5. Assuntos para a intercessão: Pelas reuniões e cultos da comunidade; pelos cultos de outras comunidades; pela preparação comunitária do natal; por um natal no qual não prevaleça o poder do dinheiro e do consumo; por um natal no qual os empobrecidos tenham chances; por um natal que não marginalize aqueles pobres pastores de ovelhas, destinatários da boa nova; pelos presos, para que não sejam ainda mais desumanizados; pelos doentes, para que tenham acesso à saúde, para que nosso sistema de saúde seja acessível a todos; pelos enlutados, para que encontrem pessoas que os apóiem e para que nós não esqueçamos de visitá-los; pelos países em guerra, para que cessem os tiros, para que cesse a fabricação de armas; pelo aumento de esperança em todos nós, a fim de crermos na nova criação que Deus realiza, em meio a nós, em favor de sua criação…
VI – Bibliografia
FOHRER, G. Jesaja 40-66. In: Zürcher Bibelkommentare. 2a ed. Zürich, 1986.

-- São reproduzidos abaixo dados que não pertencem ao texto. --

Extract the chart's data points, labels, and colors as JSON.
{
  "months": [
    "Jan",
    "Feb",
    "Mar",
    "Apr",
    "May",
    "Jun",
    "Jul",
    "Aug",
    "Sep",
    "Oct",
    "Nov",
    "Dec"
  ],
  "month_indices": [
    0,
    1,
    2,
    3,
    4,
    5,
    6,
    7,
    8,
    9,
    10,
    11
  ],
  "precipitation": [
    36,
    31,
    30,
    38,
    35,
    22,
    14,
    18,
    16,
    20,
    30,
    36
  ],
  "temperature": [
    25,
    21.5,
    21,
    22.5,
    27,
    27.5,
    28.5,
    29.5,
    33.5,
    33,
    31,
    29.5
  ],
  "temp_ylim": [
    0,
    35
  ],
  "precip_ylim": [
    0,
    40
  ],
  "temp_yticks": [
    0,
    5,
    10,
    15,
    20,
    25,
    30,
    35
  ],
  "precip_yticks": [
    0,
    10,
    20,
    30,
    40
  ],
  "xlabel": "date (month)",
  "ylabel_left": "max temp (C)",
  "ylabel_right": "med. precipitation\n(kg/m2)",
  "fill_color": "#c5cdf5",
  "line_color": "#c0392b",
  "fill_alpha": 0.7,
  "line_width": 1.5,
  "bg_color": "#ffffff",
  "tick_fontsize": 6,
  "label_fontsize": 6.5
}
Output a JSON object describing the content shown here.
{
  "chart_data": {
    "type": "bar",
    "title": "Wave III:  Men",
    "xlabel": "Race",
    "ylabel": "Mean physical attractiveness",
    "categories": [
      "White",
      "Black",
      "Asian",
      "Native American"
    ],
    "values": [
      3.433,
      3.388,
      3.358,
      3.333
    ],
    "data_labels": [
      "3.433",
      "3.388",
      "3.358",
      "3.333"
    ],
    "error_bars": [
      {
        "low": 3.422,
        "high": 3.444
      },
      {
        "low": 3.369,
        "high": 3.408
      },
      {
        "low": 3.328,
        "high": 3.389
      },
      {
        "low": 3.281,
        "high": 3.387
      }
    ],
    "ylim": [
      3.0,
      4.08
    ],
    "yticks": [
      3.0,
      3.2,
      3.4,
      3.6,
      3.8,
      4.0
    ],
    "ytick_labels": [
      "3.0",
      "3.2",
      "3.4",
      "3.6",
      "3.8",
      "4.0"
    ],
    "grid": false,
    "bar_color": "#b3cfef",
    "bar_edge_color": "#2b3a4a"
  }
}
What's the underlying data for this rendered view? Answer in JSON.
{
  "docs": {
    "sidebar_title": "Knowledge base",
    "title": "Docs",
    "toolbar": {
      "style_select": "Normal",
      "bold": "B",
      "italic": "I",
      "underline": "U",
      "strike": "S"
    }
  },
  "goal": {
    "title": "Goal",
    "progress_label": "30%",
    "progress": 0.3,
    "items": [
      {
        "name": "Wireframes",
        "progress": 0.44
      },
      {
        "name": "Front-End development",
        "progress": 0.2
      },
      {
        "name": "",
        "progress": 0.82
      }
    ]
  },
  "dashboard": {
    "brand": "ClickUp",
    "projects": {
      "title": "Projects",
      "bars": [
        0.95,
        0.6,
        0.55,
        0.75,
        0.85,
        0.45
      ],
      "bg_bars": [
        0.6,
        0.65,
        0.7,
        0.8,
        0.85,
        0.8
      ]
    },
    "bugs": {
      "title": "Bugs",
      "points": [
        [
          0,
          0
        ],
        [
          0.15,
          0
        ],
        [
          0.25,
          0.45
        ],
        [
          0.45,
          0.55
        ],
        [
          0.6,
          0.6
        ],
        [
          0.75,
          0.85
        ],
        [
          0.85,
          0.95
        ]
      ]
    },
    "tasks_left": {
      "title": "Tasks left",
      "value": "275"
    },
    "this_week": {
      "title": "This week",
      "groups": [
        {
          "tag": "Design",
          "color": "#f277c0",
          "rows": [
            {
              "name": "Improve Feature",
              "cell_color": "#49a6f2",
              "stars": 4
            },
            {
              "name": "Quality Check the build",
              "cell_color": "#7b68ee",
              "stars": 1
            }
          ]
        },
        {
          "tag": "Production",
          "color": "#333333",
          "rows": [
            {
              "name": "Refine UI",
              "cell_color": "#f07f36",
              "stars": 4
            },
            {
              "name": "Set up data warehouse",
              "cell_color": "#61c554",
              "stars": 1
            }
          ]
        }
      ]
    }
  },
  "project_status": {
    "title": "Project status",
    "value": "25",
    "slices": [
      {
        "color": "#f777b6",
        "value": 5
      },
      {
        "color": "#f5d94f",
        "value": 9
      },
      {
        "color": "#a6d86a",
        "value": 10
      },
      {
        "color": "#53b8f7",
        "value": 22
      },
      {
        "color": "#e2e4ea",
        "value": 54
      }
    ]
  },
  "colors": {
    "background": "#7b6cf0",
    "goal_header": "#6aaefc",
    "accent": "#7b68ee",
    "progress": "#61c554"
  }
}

– KILPP, N. Introdução a Dêutero-Isaías. In: Proclamar Libertação. Vol. VIII. São Leopoldo, 1982, p. 16-22.
– SCHWANTES, M. Sofrimento c Esperança no Exílio – História e Teologia do povo de Deus no Século VI a.C. São Leopoldo, 1987.
– VOIGT, G. Meditação sobre Isaías 52.7-10. In: Homiletische Auslegung der Predigttcxte. Série VI. Göttingen, 1983,
– WESTERMANN, C. Das Buch Jesaja, Kapitel 40-66. In: Das Alte Testament Deutsch. Vol. 19. Göttingen, 1966.